Nonreciprocal transport in a bilayer of MnBi2Te4 and Pt

TL;DR

This study reports nonreciprocal transport in a bilayer of magnetic topological insulator MnBi2Te4 and platinum, revealing how surface electron-magnon interactions induce current-direction-dependent resistance below the magnetic ordering temperature.

Contribution

It demonstrates nonreciprocal transport in MnBi2Te4/Pt bilayers and links it to surface magnetism and electron-magnon scattering, providing new insights into magnetic topological insulators.

Findings

Nonreciprocal resistance observed below Néel temperature.

Nonreciprocity linked to surface electron-magnon interactions.

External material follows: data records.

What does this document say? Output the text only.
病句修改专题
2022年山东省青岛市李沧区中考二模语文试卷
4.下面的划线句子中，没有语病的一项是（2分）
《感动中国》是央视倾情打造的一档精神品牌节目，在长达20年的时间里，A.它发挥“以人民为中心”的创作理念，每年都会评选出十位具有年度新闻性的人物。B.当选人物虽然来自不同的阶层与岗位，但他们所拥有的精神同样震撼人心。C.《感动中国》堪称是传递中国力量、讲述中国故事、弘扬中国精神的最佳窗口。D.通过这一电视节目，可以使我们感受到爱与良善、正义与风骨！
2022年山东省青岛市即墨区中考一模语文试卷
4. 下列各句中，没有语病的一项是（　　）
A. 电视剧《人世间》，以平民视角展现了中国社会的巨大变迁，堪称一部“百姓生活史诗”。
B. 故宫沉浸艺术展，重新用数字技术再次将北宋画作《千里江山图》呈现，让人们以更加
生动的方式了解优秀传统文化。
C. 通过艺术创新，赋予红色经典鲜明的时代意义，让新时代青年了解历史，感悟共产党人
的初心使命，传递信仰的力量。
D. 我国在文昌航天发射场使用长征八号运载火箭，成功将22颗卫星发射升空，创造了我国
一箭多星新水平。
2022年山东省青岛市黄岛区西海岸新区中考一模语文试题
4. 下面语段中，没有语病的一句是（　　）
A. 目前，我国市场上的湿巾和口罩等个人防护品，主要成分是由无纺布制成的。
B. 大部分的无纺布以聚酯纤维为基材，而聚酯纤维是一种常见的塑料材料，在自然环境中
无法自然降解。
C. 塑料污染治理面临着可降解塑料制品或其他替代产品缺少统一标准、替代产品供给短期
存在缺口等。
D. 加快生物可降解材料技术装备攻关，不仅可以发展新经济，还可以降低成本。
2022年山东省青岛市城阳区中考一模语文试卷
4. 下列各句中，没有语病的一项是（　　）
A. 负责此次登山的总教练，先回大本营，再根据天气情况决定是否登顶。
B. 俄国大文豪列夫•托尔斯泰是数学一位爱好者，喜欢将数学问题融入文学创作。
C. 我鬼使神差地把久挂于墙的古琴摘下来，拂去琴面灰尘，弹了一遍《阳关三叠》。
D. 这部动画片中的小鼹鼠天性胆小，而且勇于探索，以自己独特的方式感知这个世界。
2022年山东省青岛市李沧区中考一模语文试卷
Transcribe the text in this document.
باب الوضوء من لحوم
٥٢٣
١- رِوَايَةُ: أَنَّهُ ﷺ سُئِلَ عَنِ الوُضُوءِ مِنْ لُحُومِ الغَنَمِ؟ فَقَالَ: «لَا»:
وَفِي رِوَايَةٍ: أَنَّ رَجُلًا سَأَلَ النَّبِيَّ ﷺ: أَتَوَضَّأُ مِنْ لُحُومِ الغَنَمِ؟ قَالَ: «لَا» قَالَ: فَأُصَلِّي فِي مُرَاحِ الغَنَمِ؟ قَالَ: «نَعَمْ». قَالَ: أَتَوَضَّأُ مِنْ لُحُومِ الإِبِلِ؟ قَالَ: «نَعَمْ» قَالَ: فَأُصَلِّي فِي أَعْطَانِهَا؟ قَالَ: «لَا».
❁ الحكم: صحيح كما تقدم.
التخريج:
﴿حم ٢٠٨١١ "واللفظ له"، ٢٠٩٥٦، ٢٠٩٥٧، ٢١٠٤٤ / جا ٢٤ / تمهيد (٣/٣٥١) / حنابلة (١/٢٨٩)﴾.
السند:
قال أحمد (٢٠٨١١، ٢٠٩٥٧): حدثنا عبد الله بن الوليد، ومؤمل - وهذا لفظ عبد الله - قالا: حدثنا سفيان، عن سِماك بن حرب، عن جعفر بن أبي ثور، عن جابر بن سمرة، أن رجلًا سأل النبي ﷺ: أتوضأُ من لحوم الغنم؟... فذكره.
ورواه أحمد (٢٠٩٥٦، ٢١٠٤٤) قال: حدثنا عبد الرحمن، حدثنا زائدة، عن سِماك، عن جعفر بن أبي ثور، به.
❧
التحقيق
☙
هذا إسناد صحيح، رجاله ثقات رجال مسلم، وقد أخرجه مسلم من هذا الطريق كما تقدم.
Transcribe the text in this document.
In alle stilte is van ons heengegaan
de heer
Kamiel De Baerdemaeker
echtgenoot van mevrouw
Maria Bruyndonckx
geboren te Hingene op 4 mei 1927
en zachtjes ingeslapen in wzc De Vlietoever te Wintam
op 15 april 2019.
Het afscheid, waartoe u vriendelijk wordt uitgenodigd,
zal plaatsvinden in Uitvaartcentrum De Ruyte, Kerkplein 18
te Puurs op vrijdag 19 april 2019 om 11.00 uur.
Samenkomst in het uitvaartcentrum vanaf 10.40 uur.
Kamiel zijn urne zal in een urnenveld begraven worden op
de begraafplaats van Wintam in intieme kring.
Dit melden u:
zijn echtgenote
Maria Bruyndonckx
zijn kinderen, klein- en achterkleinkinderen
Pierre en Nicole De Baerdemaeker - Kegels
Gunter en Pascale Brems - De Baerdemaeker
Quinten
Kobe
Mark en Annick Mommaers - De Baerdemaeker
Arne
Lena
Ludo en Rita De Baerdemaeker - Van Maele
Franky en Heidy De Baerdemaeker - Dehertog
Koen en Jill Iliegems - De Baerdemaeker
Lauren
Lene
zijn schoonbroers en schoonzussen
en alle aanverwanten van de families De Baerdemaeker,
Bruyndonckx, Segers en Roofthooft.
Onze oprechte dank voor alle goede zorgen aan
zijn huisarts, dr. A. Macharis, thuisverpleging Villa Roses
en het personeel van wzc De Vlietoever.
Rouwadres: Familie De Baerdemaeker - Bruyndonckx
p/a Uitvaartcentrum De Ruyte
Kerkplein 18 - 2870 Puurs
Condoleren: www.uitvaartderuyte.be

Angular dependence indicates asymmetric electron scattering.

Abstract

MnBi2Te4 (MBT) is the first intrinsic magnetic topological insulator with the interaction of spin-momentum locked surface electrons and intrinsic magnetism, and it exhibits novel magnetic and topological phenomena. Recent studies suggested that the interaction of electrons and magnetism can be affected by the Mn-doped Bi2Te3 phase at the surface due to inevitable structural defects. Here we report an observation of nonreciprocal transport, i.e. current-direction-dependent resistance, in a bilayer composed of antiferromagnetic MBT and nonmagnetic Pt. The emergence of the nonreciprocal response below the N\'eel temperature confirms a correlation between nonreciprocity and intrinsic magnetism in the surface state of MBT. The angular dependence of the nonreciprocal transport indicates that nonreciprocal response originates from the asymmetry scattering of electrons at the surface of MBT mediated by magnon. Our work provides an insight into nonreciprocity arising from the correlation between magnetism and Dirac surface electrons in intrinsic magnetic topological insulators.